A aplicação das regras de actualização das pensões é essencial para a confiança, mas perante inflação elevada e a consequente subida de custos pode justificar-se um desvio das regras nas pensões de maior valor, considera a OCDE.
O relatório “Pensions at a Glance 2023″ da Organização para a Cooperação e Desenvolvimento Económico (OCDE) divulgado contempla uma análise sobre a inflação e as pensões, tendo em conta o impacto da subida de preços na erosão do poder de compra dos reformados e os vários regimes de actualização em vigor nos diferentes países.
«No curto prazo, com a erosão dos salários reais, a indexação [da actualização das pensões] aos preços está a revelar-se mais favorável para os pensionistas do que a indexação aos salários», refere o relatório, notando que, neste caso, este tipo de indexação está também a mostrar-se «mais onerosa do que o previsto» para as finanças públicas ou prestadores de pensões.
«A aplicação, de forma coerente, das regras de indexação é essencial para reforçar a confiança nos sistemas de pensões», indica o relatório, notando que, a protecção dos pensionistas «contra os picos inflacionistas» tem-se revelado «dispendiosa».
Estas circunstâncias excepcionais, refere, colocam, assim, algumas questões «espinhosas» que poderão «justificar desvios excepcionais» às regras, podendo «talvez» considerar-se justo que os reformados mais favorecidos «partilhem» algum do esforço que é pedido à população activa, aceitando um menor aumento das suas pensões.
«A aplicação das regras de indexação existentes ou o seu desvio em resposta a uma inflação rápida depende, em cada país, do espaço orçamental e das preferências políticas», indica o documento.

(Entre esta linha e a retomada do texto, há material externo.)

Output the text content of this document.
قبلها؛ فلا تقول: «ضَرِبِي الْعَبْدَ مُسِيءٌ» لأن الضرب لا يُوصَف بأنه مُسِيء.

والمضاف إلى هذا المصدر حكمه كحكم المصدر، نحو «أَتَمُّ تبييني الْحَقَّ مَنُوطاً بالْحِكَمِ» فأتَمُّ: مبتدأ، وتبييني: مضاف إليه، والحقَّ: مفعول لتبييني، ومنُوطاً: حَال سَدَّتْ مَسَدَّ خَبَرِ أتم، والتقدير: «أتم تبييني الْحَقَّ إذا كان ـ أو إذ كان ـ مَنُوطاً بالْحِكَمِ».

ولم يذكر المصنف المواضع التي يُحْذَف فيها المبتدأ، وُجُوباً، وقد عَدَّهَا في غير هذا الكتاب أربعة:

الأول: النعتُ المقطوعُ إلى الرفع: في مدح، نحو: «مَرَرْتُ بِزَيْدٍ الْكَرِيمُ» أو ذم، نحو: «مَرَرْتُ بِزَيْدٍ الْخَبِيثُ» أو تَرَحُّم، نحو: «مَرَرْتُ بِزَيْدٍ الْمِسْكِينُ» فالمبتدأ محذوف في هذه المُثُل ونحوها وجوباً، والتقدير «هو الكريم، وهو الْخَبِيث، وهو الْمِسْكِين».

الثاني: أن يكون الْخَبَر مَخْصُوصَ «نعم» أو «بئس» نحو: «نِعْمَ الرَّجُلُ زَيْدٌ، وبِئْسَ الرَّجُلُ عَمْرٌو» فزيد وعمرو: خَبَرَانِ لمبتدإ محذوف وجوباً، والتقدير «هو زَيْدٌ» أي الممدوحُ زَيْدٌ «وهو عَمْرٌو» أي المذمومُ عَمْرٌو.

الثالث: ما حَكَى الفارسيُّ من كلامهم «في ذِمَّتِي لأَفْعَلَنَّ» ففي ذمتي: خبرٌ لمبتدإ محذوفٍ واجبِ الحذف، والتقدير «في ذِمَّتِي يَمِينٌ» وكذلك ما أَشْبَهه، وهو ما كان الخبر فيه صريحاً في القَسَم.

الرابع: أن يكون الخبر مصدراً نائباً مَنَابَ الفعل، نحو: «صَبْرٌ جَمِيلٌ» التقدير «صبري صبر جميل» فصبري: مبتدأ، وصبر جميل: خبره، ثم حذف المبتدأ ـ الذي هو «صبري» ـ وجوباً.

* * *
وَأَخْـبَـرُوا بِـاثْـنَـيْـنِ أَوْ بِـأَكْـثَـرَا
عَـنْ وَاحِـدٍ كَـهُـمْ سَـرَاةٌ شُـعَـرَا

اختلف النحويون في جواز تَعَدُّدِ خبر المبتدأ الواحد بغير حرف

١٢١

A manutenção do poder de compra dos pensionistas exige o ajustamento das pensões ao aumento dos preços. Assim, proteger as pensões mais baixas e, ao mesmo tempo, limitar o impacto da actualização (quando indexada à inflação) nas finanças públicas em períodos de inflação elevada pode ser conseguido limitando os aumentos das pensões a partir de determinado patamar de valor.
Em Portugal, a actualização das pensões acompanha a inflação e o crescimento da economia, com a fórmula a ditar aumentos diferenciados (e menos generosos) para pensões mais altas, havendo mesmo um travão à actualização para reformas a partir de determinado valor.